Welcoming atmosphere aside, the beer was the real star here. I started with the Elissa IPA, which was available on both draft and cask, and, yes, I had both versions. After sampling the 2016 Pumpkinator, Pup Crawl Pale Ale, and Summer Pils, my third and final pint of the night was the Endeavour DIPA. All were delicious, and if we had gotten there earlier, I would have gladly purchased more pints. My friend opted for the Raspberry AF Berliner Weisse for her first, and second, and third … While I’m not much for tart beers, I could see the appeal of this one on a hot, humid summer night.

For the rest of our beer-ventures, I searched using my old stand-by: Google. We were staying in the suburbs and I was curious about what local watering holes could be found. Turns out, there were plenty, but we only had time for three of them.

Talk about fitting in with the area.

First up: Texas Beer Refinery in Dickinson. This 4-year-old brewery sure made a positive impression. From the woman who excitedly told us about the food menu options to the hop-shaped hanging lights, this is a brewery filled with charm. It’s also got some pretty tasty beer. I got a pint of the Covfefe Coffee Pale Ale (turns out they have a sense of humor, too). My friend got the Mexican IPA on nitro. While we were both very happy with our choices, we were also jealous of each other’s beer. She also tried the Gulf Coast Gose and really enjoyed it. I stole a sip and could tell it was well made, but it isn’t one I’d want a full pour of (see above). We would have tried more, but we had other appointments to keep that afternoon, and decided it was best to pace ourselves.

There is a wee bit of scenery down by the Gulf of Mexico.
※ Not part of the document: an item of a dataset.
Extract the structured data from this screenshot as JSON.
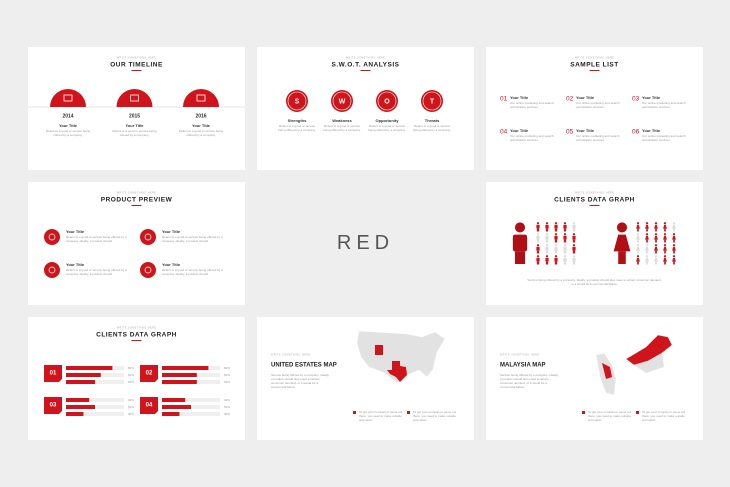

Second beer stop: Galveston Island Brewing in Galveston. After dipping our toes in the Gulf of Mexico, more beer was necessary. Google said this was the closest one, so off we went. The place was hopping when we arrived. Granted, it was a Saturday night, but the sheer number of people there was impressive (we later found out out we stumbled upon their Third Anniversary party). They had a tented area with a section set aside for live bands, an area with picnic benches and a playground, and a smallish indoor seating area and stools around the bar. There was a lovely view of the setting sun, so sitting outside was an easy choice to make. Due to the crowds, we only had one beer each, but both were nice and easy to drink. I had the DIPA and she had the Hefen-A Hefeweizen. I’d like to come back again when it’s not so crowded, so I can chat with the staff and sample more of the beer.

They do everything big in Texas, include taproom interiors.

Final destination: Saloon Door Brewing in Webster. Unbeknownst to my friend and I, we saved the best for last. Only open for a year, they already have everything I look for in a local watering hole — friendly and informative employees, regulars you can strike up a conversation with, and killer beer. If I lived here, this would be my regular beer-drinking home. One of their distinct features is their beer blend offerings — they mix different beers together creating different (and fun) flavor combinations. My friend got a flight of these, while I opted to try the beers in their original format. This way we could determine if they were trying to hide off flavors in the blends. Long story short, they were not. I had the Brown Ale, Cream Ale, Milk Stout, Pale Ale, Wee Heavy, Double Gunshot Imperial IPA, Summer IPA, River Ace IPA, Tasty AF Peanut Butter, Chocolate Milk Stout, and Bourbon Barrel Russian Imperial Stout. Each one was delicious, and I would have been happy with a full pint of any of them. I can’t possibly list all the blends, but some of them are called Snickers, Strawberry Cheese Cake, and Orange Cordial. There is an art to making these beyond the “let’s mix these and see what happens” approach I’ve taken in the past, but it really is art.

All in all, we had a lot of fun exploring the growing craft beer scene in the Houston area. I recommend checking these places if you are in the neighborhood, then play your own game of “Google-Roulette” to see what gems you discover.